Radical disruption is likely
Content marketers are not the only ones affected by this shift. In Smart Content Report #4, we pointed to this article on Engadget. It raises the question: How are websites going to make money in the future if the readership is mainly made up of AI bots and human users are hardly going to bother to visit a separate website? This testimonial in the New York Times goes in a similar direction.
Here on LinkedIn, Martin Goldmann painted a bleak picture of the future. He sees a lot of content formats disappearing. Advice articles, lists of tips, recipe databases and the like have no future.
What to do now?
As I wrote about ChatGPT last spring, “I think the first thing content teams need to do is understand which questions are more likely to be answered by an AI assistant, and where the best opportunities exist for human-generated content.”
For example, it’s more important than ever to emphasize personality and individuality. After all, AI assistants have no experience of their own, no perspective of their own, no opinions of their own. But these will still be in demand in the future.

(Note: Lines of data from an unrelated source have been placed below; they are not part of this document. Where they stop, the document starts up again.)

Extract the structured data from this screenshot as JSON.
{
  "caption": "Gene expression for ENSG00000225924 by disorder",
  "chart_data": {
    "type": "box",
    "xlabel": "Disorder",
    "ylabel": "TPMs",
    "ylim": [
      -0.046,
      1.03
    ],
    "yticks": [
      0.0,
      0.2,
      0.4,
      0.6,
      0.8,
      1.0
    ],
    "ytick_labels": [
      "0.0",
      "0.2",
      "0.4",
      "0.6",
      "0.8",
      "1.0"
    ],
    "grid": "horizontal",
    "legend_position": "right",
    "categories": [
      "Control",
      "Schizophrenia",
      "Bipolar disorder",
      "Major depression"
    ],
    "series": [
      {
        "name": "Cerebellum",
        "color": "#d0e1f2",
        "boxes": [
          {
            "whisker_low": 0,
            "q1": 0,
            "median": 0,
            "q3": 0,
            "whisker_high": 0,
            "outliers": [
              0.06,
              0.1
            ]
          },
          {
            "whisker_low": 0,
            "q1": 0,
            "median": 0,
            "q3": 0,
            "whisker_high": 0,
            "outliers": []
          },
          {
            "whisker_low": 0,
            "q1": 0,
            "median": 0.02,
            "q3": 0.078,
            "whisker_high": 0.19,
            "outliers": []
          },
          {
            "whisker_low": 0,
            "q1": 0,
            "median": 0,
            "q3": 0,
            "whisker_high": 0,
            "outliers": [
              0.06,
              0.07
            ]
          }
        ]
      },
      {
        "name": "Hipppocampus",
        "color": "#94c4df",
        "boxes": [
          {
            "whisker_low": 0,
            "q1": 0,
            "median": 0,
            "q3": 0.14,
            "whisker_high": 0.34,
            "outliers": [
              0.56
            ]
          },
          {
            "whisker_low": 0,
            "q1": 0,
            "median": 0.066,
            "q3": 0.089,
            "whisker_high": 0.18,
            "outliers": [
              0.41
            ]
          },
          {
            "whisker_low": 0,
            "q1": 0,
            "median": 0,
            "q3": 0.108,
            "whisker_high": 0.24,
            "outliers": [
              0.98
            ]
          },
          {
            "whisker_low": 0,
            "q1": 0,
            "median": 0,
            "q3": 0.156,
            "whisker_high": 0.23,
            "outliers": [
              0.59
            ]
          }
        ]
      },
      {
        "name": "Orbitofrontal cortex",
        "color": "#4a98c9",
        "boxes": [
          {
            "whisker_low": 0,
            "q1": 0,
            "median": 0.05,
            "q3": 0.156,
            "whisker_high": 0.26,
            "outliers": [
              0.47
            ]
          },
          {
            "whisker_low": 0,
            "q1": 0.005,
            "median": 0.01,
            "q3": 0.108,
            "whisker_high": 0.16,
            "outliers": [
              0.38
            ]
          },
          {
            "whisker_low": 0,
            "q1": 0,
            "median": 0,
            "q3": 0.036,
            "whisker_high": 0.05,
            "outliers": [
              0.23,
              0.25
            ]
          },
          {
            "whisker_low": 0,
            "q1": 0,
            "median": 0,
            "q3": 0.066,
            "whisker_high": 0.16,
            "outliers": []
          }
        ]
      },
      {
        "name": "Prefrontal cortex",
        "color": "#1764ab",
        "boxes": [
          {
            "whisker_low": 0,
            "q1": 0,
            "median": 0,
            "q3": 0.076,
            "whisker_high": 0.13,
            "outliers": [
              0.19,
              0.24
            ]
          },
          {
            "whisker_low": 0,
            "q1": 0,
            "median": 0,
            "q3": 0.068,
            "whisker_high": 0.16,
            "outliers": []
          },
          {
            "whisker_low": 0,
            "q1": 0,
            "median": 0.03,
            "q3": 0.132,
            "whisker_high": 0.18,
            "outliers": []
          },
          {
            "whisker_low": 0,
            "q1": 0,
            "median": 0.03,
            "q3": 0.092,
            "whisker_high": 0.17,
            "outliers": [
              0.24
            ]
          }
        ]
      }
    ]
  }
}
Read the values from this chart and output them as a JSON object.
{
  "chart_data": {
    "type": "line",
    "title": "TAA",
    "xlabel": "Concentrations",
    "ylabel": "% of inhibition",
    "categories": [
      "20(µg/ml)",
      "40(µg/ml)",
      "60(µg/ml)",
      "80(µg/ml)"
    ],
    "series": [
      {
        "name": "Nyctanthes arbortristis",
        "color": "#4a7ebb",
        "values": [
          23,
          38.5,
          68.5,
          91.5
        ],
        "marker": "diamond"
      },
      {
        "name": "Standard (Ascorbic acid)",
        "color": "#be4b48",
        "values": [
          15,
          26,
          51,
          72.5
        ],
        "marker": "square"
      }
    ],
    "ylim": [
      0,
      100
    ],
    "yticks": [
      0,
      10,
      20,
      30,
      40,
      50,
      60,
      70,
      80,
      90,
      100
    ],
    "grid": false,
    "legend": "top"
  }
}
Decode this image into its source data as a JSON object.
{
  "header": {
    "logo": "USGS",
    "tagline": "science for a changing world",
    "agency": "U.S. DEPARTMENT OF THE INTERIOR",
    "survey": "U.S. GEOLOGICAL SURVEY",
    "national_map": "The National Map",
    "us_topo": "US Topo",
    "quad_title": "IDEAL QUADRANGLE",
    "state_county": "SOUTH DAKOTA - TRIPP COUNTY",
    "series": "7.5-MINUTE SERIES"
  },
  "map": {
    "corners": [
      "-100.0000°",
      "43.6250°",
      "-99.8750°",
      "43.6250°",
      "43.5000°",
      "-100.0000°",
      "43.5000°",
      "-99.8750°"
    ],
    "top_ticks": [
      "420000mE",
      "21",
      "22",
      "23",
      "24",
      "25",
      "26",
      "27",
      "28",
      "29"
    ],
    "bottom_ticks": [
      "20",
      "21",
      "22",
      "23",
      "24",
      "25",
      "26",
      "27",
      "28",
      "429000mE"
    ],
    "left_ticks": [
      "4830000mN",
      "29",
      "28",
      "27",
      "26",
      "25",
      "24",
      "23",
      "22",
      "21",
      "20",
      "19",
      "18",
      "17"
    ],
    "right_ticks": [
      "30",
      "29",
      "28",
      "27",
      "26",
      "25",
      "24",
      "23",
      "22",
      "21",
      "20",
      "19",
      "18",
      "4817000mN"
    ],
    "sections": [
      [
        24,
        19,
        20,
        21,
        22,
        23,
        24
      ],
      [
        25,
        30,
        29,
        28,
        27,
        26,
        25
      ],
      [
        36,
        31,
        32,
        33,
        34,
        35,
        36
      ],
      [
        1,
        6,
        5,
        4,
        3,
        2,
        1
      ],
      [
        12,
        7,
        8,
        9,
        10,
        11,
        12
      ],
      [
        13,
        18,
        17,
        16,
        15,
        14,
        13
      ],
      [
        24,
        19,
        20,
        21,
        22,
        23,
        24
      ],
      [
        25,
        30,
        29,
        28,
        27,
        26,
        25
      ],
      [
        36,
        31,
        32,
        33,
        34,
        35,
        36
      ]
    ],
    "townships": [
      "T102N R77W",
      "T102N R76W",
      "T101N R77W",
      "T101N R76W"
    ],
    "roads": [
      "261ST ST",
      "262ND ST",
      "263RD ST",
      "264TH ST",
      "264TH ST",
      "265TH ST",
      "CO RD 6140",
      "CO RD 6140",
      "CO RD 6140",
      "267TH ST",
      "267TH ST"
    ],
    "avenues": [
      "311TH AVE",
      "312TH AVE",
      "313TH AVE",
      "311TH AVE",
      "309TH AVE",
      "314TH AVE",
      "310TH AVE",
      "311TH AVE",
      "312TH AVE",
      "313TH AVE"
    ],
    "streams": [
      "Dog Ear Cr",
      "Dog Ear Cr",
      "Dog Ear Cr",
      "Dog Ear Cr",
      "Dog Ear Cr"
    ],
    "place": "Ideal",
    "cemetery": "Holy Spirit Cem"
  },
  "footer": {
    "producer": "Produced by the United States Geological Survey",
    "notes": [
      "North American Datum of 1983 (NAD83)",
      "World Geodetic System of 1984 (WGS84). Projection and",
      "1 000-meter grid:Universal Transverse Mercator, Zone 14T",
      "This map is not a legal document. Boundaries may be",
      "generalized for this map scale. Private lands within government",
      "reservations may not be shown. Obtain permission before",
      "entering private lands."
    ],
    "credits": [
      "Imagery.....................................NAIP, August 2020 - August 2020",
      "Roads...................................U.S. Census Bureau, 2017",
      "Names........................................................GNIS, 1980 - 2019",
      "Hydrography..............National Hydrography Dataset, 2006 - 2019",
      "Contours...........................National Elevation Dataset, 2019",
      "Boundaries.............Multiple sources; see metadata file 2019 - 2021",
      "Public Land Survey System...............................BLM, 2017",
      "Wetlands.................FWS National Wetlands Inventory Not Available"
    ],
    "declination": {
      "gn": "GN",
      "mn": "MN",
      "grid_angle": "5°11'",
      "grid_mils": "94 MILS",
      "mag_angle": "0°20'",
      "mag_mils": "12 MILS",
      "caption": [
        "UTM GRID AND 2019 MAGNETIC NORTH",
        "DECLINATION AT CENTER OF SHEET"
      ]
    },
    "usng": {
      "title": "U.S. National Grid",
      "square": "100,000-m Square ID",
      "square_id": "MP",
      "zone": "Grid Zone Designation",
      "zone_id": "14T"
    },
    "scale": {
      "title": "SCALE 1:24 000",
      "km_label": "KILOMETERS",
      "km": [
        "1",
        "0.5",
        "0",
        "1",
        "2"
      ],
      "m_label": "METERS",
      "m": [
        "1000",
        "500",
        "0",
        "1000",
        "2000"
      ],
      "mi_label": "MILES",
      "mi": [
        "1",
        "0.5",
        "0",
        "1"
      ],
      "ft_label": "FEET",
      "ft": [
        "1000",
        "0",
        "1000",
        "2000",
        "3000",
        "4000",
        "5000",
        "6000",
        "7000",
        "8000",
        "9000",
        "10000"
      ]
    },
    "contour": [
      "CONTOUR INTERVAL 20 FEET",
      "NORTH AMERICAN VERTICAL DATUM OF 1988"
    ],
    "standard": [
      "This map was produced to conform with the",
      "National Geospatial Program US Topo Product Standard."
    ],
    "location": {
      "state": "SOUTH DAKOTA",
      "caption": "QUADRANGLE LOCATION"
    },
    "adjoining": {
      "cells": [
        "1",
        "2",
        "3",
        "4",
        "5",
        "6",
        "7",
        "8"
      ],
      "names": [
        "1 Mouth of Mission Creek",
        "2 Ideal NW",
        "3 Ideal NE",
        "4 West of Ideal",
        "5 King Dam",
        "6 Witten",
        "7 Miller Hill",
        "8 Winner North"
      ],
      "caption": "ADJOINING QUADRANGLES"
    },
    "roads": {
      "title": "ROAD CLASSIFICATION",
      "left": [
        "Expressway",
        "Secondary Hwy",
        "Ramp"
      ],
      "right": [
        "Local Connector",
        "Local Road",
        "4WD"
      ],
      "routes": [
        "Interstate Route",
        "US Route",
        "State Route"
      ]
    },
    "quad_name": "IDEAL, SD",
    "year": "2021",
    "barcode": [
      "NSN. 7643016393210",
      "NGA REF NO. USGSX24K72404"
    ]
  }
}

Another option is to use content formats that an AI assistant cannot provide in a meaningful and credible way: interview, essay, commentary, and many others. Martin Goldmann, on the other hand, sees video as a way to differentiate yourself as a human from the bots.
Last but not least, it’s about community building. Once you have built a following, those people will (hopefully) turn to you, not an AI.
Conclusion
Having said all that, it will take some time for such AI-powered tools to become mainstream. We don’t need to change our content strategies here and now.
But we do need to start thinking about the implications and how we, as content marketers, are going to respond.